Scanpy is a scalable toolkit for analyzing single-cell gene expression data. It includes preprocessing, visualization, clustering, pseudotime and trajectory inference and differential expression testing. The Python-based implementation efficiently deals with datasets of more than one million cells.

You can use jupyter notebook on ondemand to run interactive sessions.
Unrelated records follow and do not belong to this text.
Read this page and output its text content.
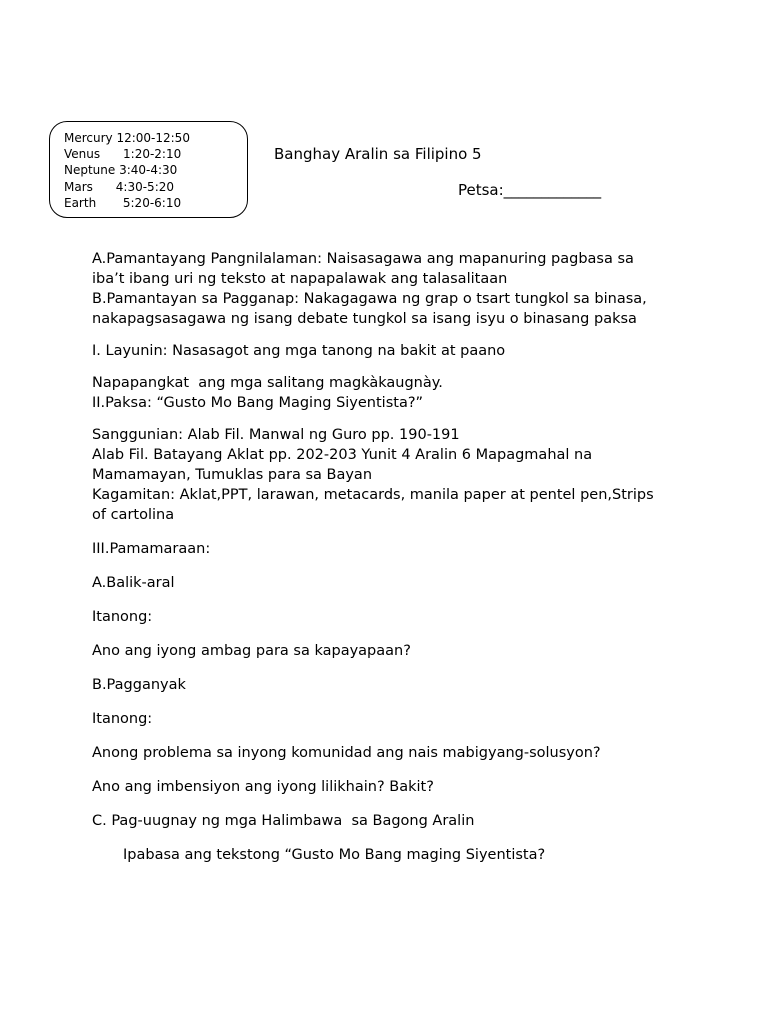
Mercury 12:00-12:50
Venus      1:20-2:10
Neptune 3:40-4:30
Mars      4:30-5:20
Earth       5:20-6:10
Banghay Aralin sa Filipino 5
Petsa:_____________

A.Pamantayang Pangnilalaman: Naisasagawa ang mapanuring pagbasa sa

iba’t ibang uri ng teksto at napapalawak ang talasalitaan

B.Pamantayan sa Pagganap: Nakagagawa ng grap o tsart tungkol sa binasa,

nakapagsasagawa ng isang debate tungkol sa isang isyu o binasang paksa

I. Layunin: Nasasagot ang mga tanong na bakit at paano

Napapangkat  ang mga salitang magkàkaugnày.

II.Paksa: “Gusto Mo Bang Maging Siyentista?”

Sanggunian: Alab Fil. Manwal ng Guro pp. 190-191

Alab Fil. Batayang Aklat pp. 202-203 Yunit 4 Aralin 6 Mapagmahal na

Mamamayan, Tumuklas para sa Bayan

Kagamitan: Aklat,PPT, larawan, metacards, manila paper at pentel pen,Strips

of cartolina

III.Pamamaraan:

A.Balik-aral

Itanong:

Ano ang iyong ambag para sa kapayapaan?

B.Pagganyak

Itanong:

Anong problema sa inyong komunidad ang nais mabigyang-solusyon?

Ano ang imbensiyon ang iyong lilikhain? Bakit?

C. Pag-uugnay ng mga Halimbawa  sa Bagong Aralin

Ipabasa ang tekstong “Gusto Mo Bang maging Siyentista?
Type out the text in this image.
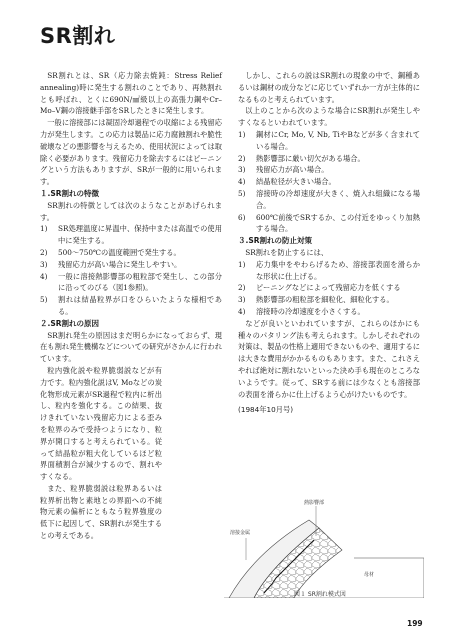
SR割れ

SR割れとは、SR（応力除去焼鈍：Stress Relief annealing)時に発生する割れのことであり、再熱割れとも呼ばれ、とくに690N/㎟級以上の高張力鋼やCr–Mo–V鋼の溶接継手部をSRしたときに発生します。

一般に溶接部には凝固冷却過程での収縮による残留応力が発生します。この応力は製品に応力腐蝕割れや脆性破壊などの悪影響を与えるため、使用状況によっては取除く必要があります。残留応力を除去するにはピーニングという方法もありますが、SRが一般的に用いられます。

１.SR割れの特徴

SR割れの特徴としては次のようなことがあげられます。

1)	SR処理温度に昇温中、保持中または高温での使用中に発生する。
2)	500〜750℃の温度範囲で発生する。
3)	残留応力が高い場合に発生しやすい。
4)	一般に溶接熱影響部の粗粒部で発生し、この部分に沿ってのびる（図1参照)。
5)	割れは結晶粒界が口をひらいたような様相である。
２.SR割れの原因

SR割れ発生の原因はまだ明らかになっておらず、現在も割れ発生機構などについての研究がさかんに行われています。

粒内強化説や粒界脆弱説などが有力です。粒内強化説はV, Moなどの炭化物形成元素がSR過程で粒内に析出し、粒内を強化する。この結果、抜けきれていない残留応力による歪みを粒界のみで受持つようになり、粒界が開口すると考えられている。従って結晶粒が粗大化しているほど粒界面積割合が減少するので、割れやすくなる。

また、粒界脆弱説は粒界あるいは粒界析出物と素地との界面への不純物元素の偏析にともなう粒界強度の低下に起因して、SR割れが発生するとの考えである。

しかし、これらの説はSR割れの現象の中で、鋼種あるいは鋼材の成分などに応じていずれか一方が主体的になるものと考えられています。

以上のことから次のような場合にSR割れが発生しやすくなるといわれています。

1)	鋼材にCr, Mo, V, Nb, TiやBなどが多く含まれている場合。
2)	熱影響部に厳い切欠がある場合。
3)	残留応力が高い場合。
4)	結晶粒径が大きい場合。
5)	溶接時の冷却速度が大きく、焼入れ組織になる場合。
6)	600℃前後でSRするか、この付近をゆっくり加熱する場合。
３.SR割れの防止対策

SR割れを防止するには、

1)	応力集中をやわらげるため、溶接部表面を滑らかな形状に仕上げる。
2)	ピーニングなどによって残留応力を低くする
3)	熱影響部の粗粒部を細粒化、細粒化する。
4)	溶接時の冷却速度を小さくする。

などが良いといわれていますが、これらのほかにも種々のパタリング法も考えられます。しかしそれぞれの対策は、製品の性格上適用できないものや、適用するには大きな費用がかかるものもあります。また、これさえやれば絶対に割れないといった決め手も現在のところないようです。従って、SRする前には少なくとも溶接部の表面を滑らかに仕上げるよう心がけたいものです。

(1984年10月号)

熱影響部
溶接金属
母材
図１ SR割れ模式図
199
I show you how to install local python packages in virtual environment and generate ipykernel to be used on jupyter notebook on ondemand.

Logon HTC login node, load the proper python module python/bioconda-3.7-2019.03

module load python/bioconda-3.7-2019.03

conda create -n scanpy python=3.6

source activate scanpy

conda install seaborn scikit-learn statsmodels numba pytables

conda install -c conda-forge python-igraph louvain

pip install scanpy

conda install ipykernel

environment location: /ihome/fmu/fmu/.conda/envs/scanpy

python -m ipykernel install --user --name scanpy

(scanpy) [fmu@login0b ~]$ python -m ipykernel install --user --name scanpy

Installed kernelspec scanpy in /ihome/fmu/fmu/.local/share/jupyter/kernels/scanpy

Copy /bgfs/genomics/fangping/scRNASeq/pbmc10k.ipynb to your home directory.

Logon ondemand ondemand.htc.crc.pitt.edu, Interactive Apps > Jupyter Notebook

Select Python version bioconda 3.7, choose Number of hours and Number of cores, click Launch

Connect to jupyter notebook and open pbmc10k.ipynb, click Kernel > Change kernel > scanpy to activate the scanpy ipykernel.

Follow the steps. You can get the following results.